С другой стороны, рулетка характеризуется как средство спасения, с ее помощью совершается чудо: «Так вы решительно продолжаете быть убеждены, что рулетка ваш единственный исход и спасение?» (219); «Надеюсь на одну рулетку» (219); «со мною в этот вечер … случилось происшествие чудесное. Оно хоть и совершенно оправдывается арифметикою, но тем не менее — для меня еще до сих пор чудесное» (291). Это уже знакомая нам тема игры на смерть («Стояла на ставке вся моя жизнь!» — 292). Одновременно это и событие, описываемое эсхатологически — не только как чудо, но и как смерть и воскресение в новом образе: «Могу из мертвых воскреснуть и вновь начать жить! Человека могу обрести в себе, пока он еще не пропал!» (311), «Вновь возродиться, воскреснуть» (317).
Подлинного чуда в «Игроке» не происходит: герой, как и Раскольников, считая, что деньги — источник зла, спасения ждет от них же («деньги — все!» — 229). Перерождение мира — в замене нехватки денег их изобилием — мысль, породившая масонскую утопическую алхимию в конце XVIII в. и спародированная Гете во второй части «Фауста»[776] — или в счастливом их перераспределении. В произведениях Достоевского такой путь отвергается. Однако остается самый принцип спасительности чуда — немотивированного и внезапного перерождения мира. Более того, именно веру в немотивированность и внезапность спасения Достоевский считает типично русской чертой. В этом смысле следует понимать утверждения, что «ужасная жажда риску» (294) — типично русская психологическая черта, а «рулетка — это игра по преимуществу русская» (317), основанная на стремлении «в один час» «всю судьбу изменить» (318).
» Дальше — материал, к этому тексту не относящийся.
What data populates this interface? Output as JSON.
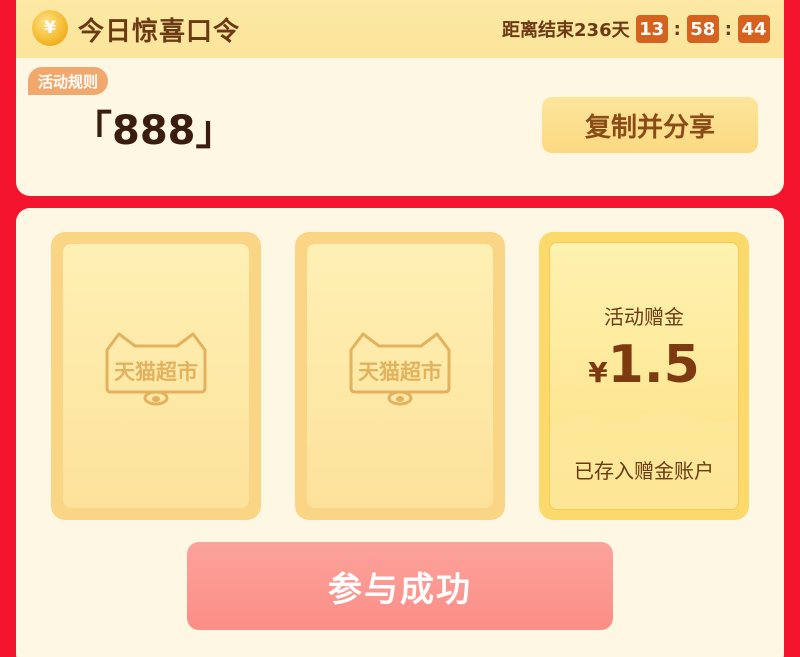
{
  "header": {
    "coin_symbol": "¥",
    "title": "今日惊喜口令",
    "countdown_label": "距离结束236天",
    "hours": "13",
    "minutes": "58",
    "seconds": "44",
    "separator": ":"
  },
  "rules": {
    "tag_label": "活动规则",
    "code": "「888」",
    "copy_button": "复制并分享"
  },
  "cards": [
    {
      "logo_text": "天猫超市"
    },
    {
      "logo_text": "天猫超市"
    }
  ],
  "bonus": {
    "title": "活动赠金",
    "currency": "¥",
    "amount": "1.5",
    "note": "已存入赠金账户"
  },
  "action": {
    "join_button": "参与成功"
  },
  "colors": {
    "page_bg": "#f5142d",
    "card_bg": "#fdf7e4",
    "accent_orange": "#d5621e",
    "button_pink": "#fb8e86"
  }
}
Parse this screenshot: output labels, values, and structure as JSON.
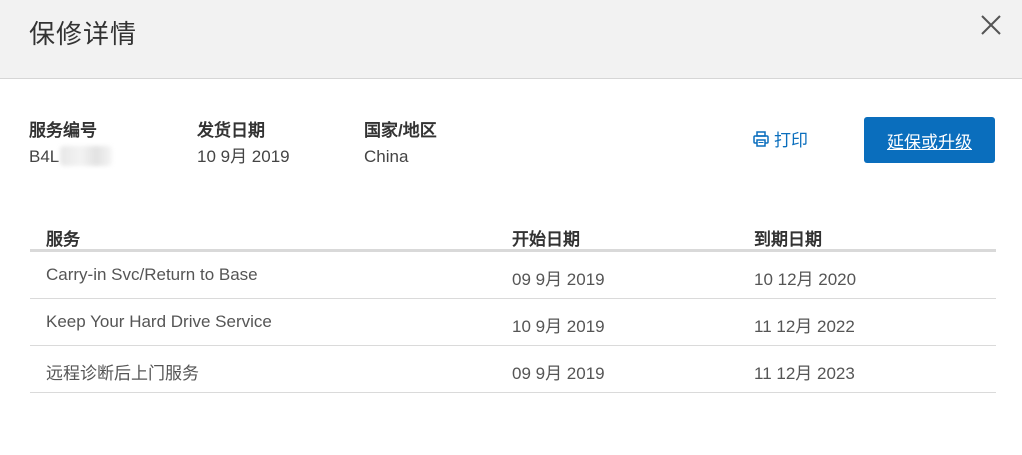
{
  "dialog": {
    "title": "保修详情",
    "close_icon": "close-icon"
  },
  "info": {
    "service_tag_label": "服务编号",
    "service_tag_value": "B4L",
    "ship_date_label": "发货日期",
    "ship_date_value": "10 9月 2019",
    "country_label": "国家/地区",
    "country_value": "China"
  },
  "actions": {
    "print_label": "打印",
    "print_icon": "printer-icon",
    "extend_label": "延保或升级"
  },
  "table": {
    "headers": [
      "服务",
      "开始日期",
      "到期日期"
    ],
    "rows": [
      [
        "Carry-in Svc/Return to Base",
        "09 9月 2019",
        "10 12月 2020"
      ],
      [
        "Keep Your Hard Drive Service",
        "10 9月 2019",
        "11 12月 2022"
      ],
      [
        "远程诊断后上门服务",
        "09 9月 2019",
        "11 12月 2023"
      ]
    ]
  },
  "colors": {
    "accent": "#0a6ebd",
    "header_bg": "#f2f2f2"
  }
}
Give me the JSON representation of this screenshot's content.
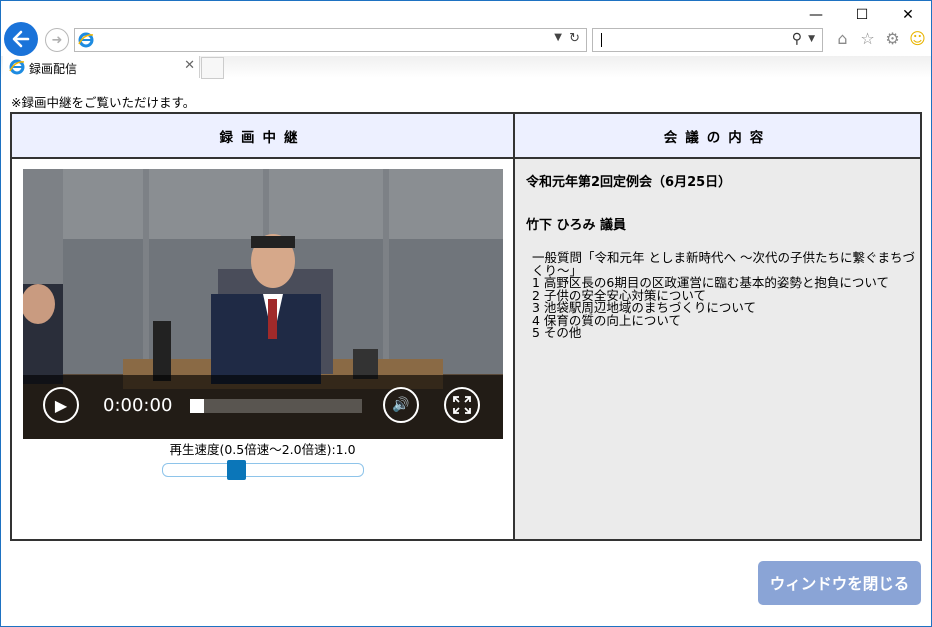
{
  "browser": {
    "address_value": "",
    "search_value": "",
    "tab_title": "録画配信",
    "window_controls": {
      "minimize": "—",
      "maximize": "☐",
      "close": "✕"
    }
  },
  "page": {
    "notice": "※録画中継をご覧いただけます。",
    "table": {
      "left_header": "録画中継",
      "right_header": "会議の内容"
    },
    "player": {
      "time": "0:00:00",
      "progress": 0,
      "speed_label": "再生速度(0.5倍速～2.0倍速):1.0",
      "speed_value": 1.0,
      "speed_min": 0.5,
      "speed_max": 2.0
    },
    "meeting": {
      "title": "令和元年第2回定例会（6月25日）",
      "speaker": "竹下 ひろみ 議員",
      "topics_heading": "一般質問「令和元年 としま新時代へ ～次代の子供たちに繋ぐまちづくり～」",
      "topics": [
        "1 高野区長の6期目の区政運営に臨む基本的姿勢と抱負について",
        "2 子供の安全安心対策について",
        "3 池袋駅周辺地域のまちづくりについて",
        "4 保育の質の向上について",
        "5 その他"
      ]
    },
    "close_button": "ウィンドウを閉じる"
  },
  "colors": {
    "header_bg": "#edf0ff",
    "content_bg": "#ebebeb",
    "close_button_bg": "#8aa4d6",
    "slider_thumb": "#0b76b9",
    "back_button": "#1a73d9"
  }
}
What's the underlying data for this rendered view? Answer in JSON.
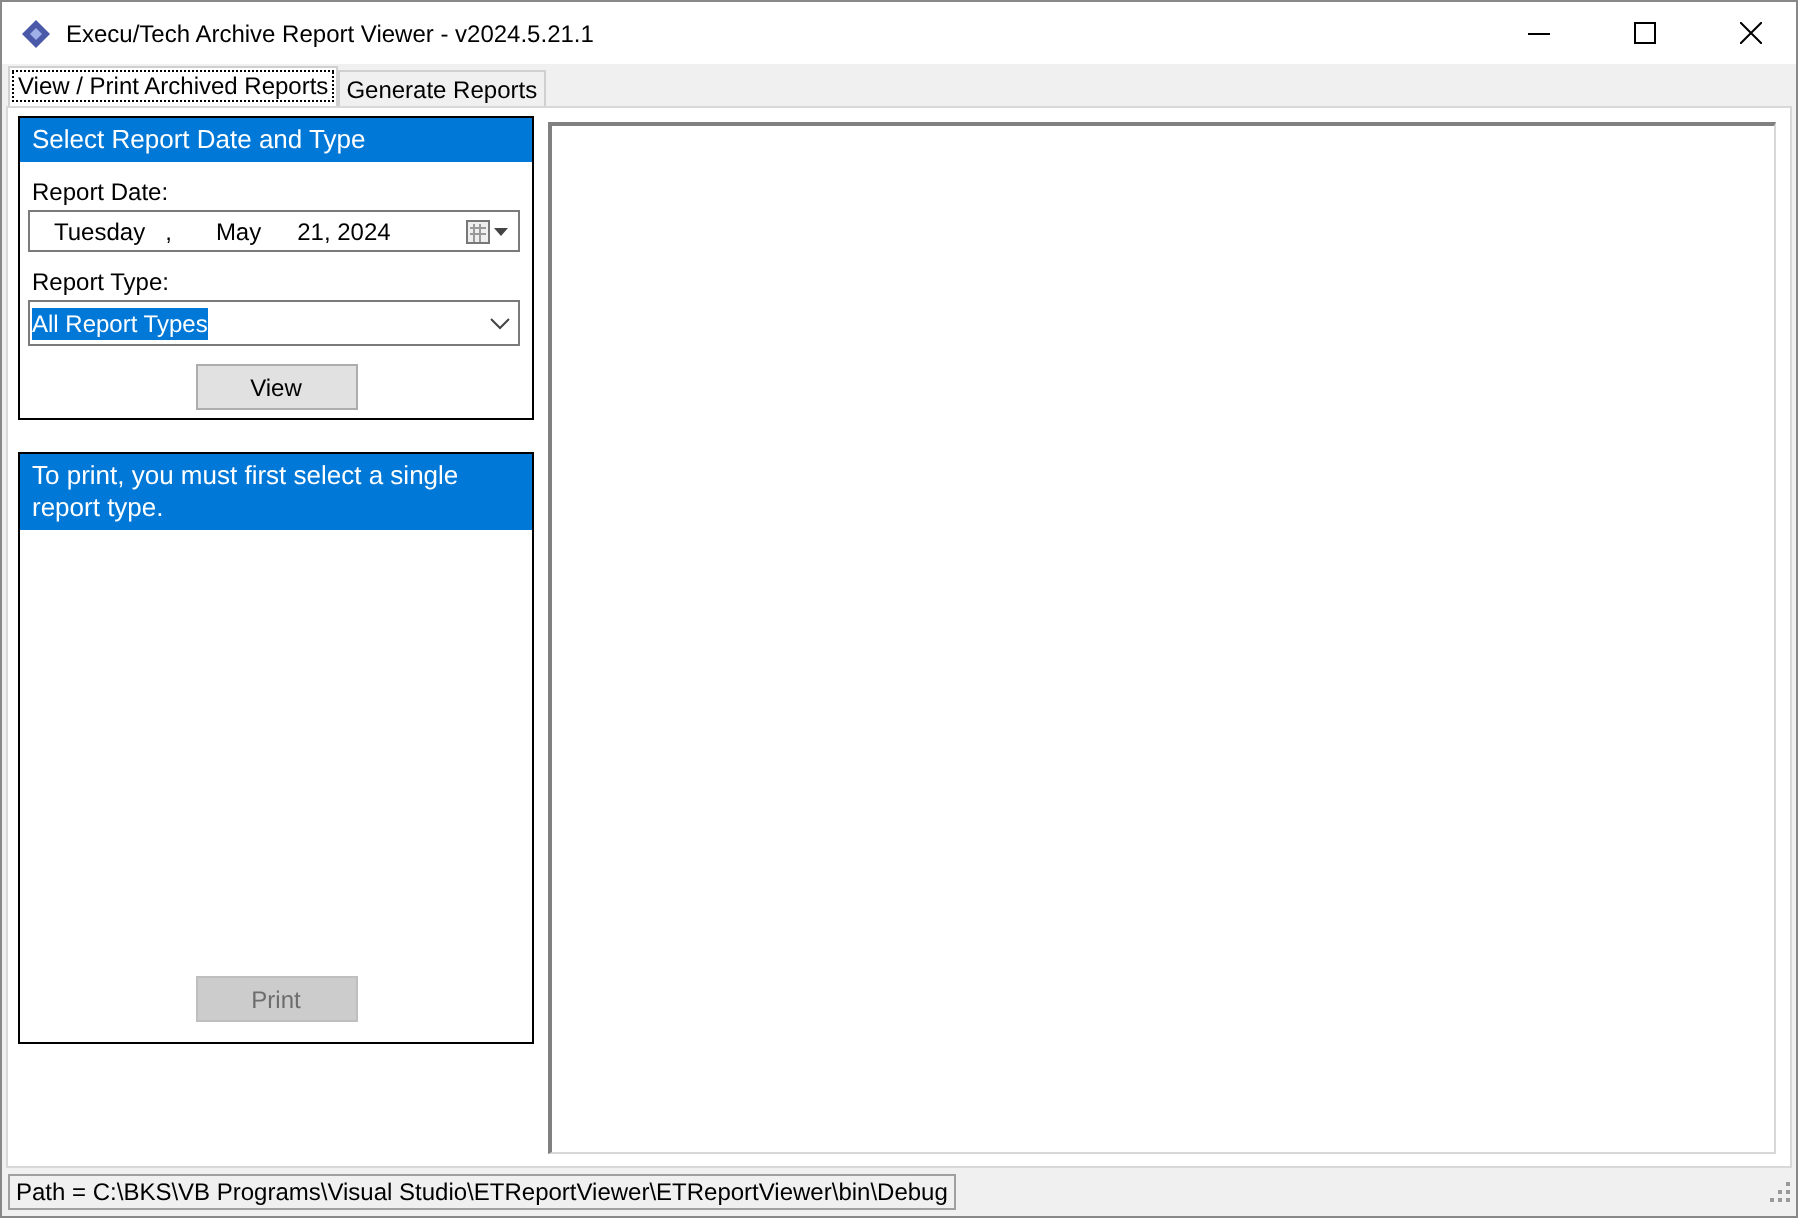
{
  "window": {
    "title": "Execu/Tech Archive Report Viewer - v2024.5.21.1"
  },
  "tabs": [
    {
      "label": "View / Print Archived Reports",
      "selected": true
    },
    {
      "label": "Generate Reports",
      "selected": false
    }
  ],
  "select_panel": {
    "header": "Select Report Date and Type",
    "date_label": "Report Date:",
    "date_parts": [
      "Tuesday",
      ",",
      "May",
      "21, 2024"
    ],
    "type_label": "Report Type:",
    "type_value": "All Report Types",
    "type_selected": true,
    "button": {
      "label": "View",
      "disabled": false
    }
  },
  "print_panel": {
    "header": "To print, you must first select a single report type.",
    "button": {
      "label": "Print",
      "disabled": true
    }
  },
  "status_bar": {
    "path": "Path = C:\\BKS\\VB Programs\\Visual Studio\\ETReportViewer\\ETReportViewer\\bin\\Debug"
  }
}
Место коммерческих игр в «Игроке» занимает настойчивая антитеза буржуазного накопительства Европы и русского стремления переменить судьбу «в один час»: «Почему игра хуже какого бы то ни было способа добывания денег, например, хоть торговли?» (216). «В катехизис добродетелей и достоинств цивилизованного западного человека вошла … способность приобретения капиталов» (225), противостоящая вере во внезапное счастье, «где можно разбогатеть вдруг, в два часа, не трудясь». Далее герой добавляет: «Неизвестно еще, что гаже: русское ли безобразие или немецкий способ накопления честным трудом» (225).
Тема карт существовала в литературе до «Пиковой дамы» — как сатирическая, бытовая или философски-фантастическая. Однако только у Пушкина она приобрела ту принципиальную многозначность, которая позволила ей наполниться неожиданно емким содержанием.
Альберт Эйнштейн говорил о соотношении между романами Достоевского и теорией относительности. Художественные открытия позднего Пушкина можно было бы сопоставить с принципом дополнительности Нильса Бора. То, что один и тот же символ (например, карточной игры) может, наполняясь противоположными значениями, представить несовместимое как аспекты единого, делает произведения Пушкина не только фактами истории искусства, но и этапами развития человеческой мысли.
Образы природных стихий в русской литературе (Пушкин — Достоевский — Блок)[777]
1. Культурное освоение мифологического наследия в последующей традиции возможно в двух планах: а) в плане «лексики» (мифологической номинации) и б) в плане синтаксиса (мифологической структуры повествования). Позитивистская концепция прогресса, господствовавшая в литературоведении XIX в., рассматривала этот процесс как постепенную «демифологизацию» — освобождение культурного сознания от мифологических форм. История культуры в ее нынешнем состоянии раскрыла в этом процессе значительно большую сложность и противоречивость: этапы отталкивания и сближения сложно переплетаются в динамическом развитии культуры. Однако в аспекте избранной нами темы важно подчеркнуть неравномерность протекания этих процессов на двух названных выше уровнях: номинации и синтаксиса Пики «сближении» и «отталкивании» здесь могут отнюдь не совпадать.